Patients like Mrs T are quite common in neurological practice. A recent study from our group found that patients with weakness unexplained by disease may be as common as those with multiple sclerosis (MS). Furthermore, they are deserving patients with chronic disability and distress.1 But, hang on a minute, do they really exist at all? Was there not a classic paper by Slater that proved that they all received a neurological diagnosis in the end?
Eliot Slater (1904-1983) was founder of the Psychiatric Genetics Unit at the Institute of Psychiatry in 1959 and also held a post at the Institute of Neurology (1946-1959). The paper in question, ‘Diagnosis of “Hysteria”’, was published in the BMJ in 1965.2 It was a lecture transcript which described a follow up study of 112 patients with a diagnosis of ‘hysteria’ seen at the Institute of Neurology an average of nine years earlier.3 Despite its classic status, a cursory read reveals major flaws in its design and reporting. Slater conflates together patients who were truly mis-diagnosed (e.g. someone with ‘hysterical weakness’ who turned out to have an ‘atypical myopathy’) with those who merely had ‘co-morbidity’ (e.g. a patient with MS and ‘hysterical elaboration’ who at follow up had only MS). He did not report clearly what symptoms the patients had, or on what basis they were misdiagnosed. Even some of the apparent misdiagnoses seem to be of dubious relevance (for example, ‘cortical atrophy’). Yet, this was his clear and robust conclusion:
‘No evidence has yet been offered that the patients diagnosed as suffering from “hysteria” are in medically significant terms anything more than a random selection... The only thing that hysterical patients can be shown to have in common is that they are all patients. The malady of the wandering womb began as a myth, and a myth it yet survives. But like all unwarranted beliefs which still attract credence, it is dangerous. The diagnosis of “hysteria” is a disguise for ignorance and a fertile source of clinical error. It is in fact not only a delusion but a snare.’
So why does this paper matter? It matters because of the paper's huge impact on medical science and practice. Despite a fierce rebuke from the neurologist Sir Francis Walshe later that year in the BMJ,4 his conclusion that a diagnosis of hysteria is ‘not only a delusion but a snare’ has resonated down the decades. For the next 30 years, Slater's study turns up again and again in the literature as solid ‘evidence’ that patients with complaints regarded as ‘non-organic’ or evidence of ‘conversion disorder’ are just misdiagnosed cases of disease which will eventually emerge.
Why did it become a classic? Perhaps because it was a blessing for psychiatrists. The typical patient with conversion symptoms is rarely enthusiastic about seeing a psychiatrist. Slater's study provided a wonderful excuse to send the patient back to the neurologist with an opinion that there was ‘no psychiatric disorder’ and that the symptoms would probably turn out to be due to a disease. Neurologists, for their part, appeared to carry on diagnosing ‘hysteria’ but remained uninterested in the topic. Perhaps it became a classic because of the memorable eloquence of the conclusion. Whatever the reason, it was not the quality of the science.

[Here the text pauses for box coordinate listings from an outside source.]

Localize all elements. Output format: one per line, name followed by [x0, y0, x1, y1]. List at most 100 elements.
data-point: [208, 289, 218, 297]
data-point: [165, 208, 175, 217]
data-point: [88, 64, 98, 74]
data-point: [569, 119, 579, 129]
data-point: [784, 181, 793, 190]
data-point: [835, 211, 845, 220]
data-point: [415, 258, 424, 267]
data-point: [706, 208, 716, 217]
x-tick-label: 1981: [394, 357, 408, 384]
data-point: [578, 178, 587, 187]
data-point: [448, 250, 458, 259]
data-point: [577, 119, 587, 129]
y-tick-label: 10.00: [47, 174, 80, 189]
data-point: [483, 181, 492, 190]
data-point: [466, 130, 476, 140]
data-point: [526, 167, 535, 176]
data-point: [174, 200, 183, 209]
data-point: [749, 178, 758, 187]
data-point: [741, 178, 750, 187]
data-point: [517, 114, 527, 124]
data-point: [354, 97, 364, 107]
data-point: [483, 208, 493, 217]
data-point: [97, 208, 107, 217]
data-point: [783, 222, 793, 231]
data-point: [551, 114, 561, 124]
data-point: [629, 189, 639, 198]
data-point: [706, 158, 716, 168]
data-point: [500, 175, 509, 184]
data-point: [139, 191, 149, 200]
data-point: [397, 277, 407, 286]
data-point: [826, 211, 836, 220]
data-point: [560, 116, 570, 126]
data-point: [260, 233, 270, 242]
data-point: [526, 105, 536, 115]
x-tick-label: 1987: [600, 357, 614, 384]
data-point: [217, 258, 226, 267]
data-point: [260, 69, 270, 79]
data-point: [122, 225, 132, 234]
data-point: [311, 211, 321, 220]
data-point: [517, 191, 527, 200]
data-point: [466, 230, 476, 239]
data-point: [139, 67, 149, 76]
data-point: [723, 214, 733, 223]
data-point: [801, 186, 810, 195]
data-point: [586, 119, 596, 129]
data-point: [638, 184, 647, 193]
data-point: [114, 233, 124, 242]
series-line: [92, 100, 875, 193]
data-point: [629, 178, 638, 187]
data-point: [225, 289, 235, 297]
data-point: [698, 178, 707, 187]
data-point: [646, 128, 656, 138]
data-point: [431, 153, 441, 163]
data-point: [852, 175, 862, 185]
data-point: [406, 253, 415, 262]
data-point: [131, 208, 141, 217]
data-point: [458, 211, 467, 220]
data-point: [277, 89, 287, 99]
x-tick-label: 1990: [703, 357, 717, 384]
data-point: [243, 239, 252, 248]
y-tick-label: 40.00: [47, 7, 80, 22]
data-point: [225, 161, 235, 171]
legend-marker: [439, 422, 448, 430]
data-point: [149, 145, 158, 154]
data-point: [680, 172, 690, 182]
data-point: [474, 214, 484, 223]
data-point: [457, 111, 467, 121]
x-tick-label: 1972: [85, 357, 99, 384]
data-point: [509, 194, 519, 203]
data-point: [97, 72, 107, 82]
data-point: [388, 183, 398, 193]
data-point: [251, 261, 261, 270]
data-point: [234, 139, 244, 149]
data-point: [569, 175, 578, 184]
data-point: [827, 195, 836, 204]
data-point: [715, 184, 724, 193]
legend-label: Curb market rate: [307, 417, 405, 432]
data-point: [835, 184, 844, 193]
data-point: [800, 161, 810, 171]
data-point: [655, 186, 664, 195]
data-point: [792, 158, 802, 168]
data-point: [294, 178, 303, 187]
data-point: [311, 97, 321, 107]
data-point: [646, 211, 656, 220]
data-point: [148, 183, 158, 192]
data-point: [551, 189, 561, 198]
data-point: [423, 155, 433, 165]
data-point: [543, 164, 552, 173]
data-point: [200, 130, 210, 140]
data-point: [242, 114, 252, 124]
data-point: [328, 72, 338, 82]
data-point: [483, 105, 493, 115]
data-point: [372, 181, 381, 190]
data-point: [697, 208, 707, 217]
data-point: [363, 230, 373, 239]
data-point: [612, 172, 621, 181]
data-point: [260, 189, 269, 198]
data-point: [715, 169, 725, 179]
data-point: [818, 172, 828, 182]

The truth is that reported misdiagnosis rates for symptoms like these were around 15% before his study and have averaged only 4% in studies of patients since 1970, a rate no worse than for any other neurological or psychiatric condition.5 Slater made a valid point about the overly broad use of the word ‘hysteria’ at the time, but he also denied the existence of symptoms such as functional weakness and non-epileptic attacks. In doing so, he unwittingly stunted research and impeded the clinical care of these patients, a situation from which we are only now recovering. Perhaps above all it should remind us how easily we can be led to believe what is convenient and eloquently expressed, rather than what is scientifically true.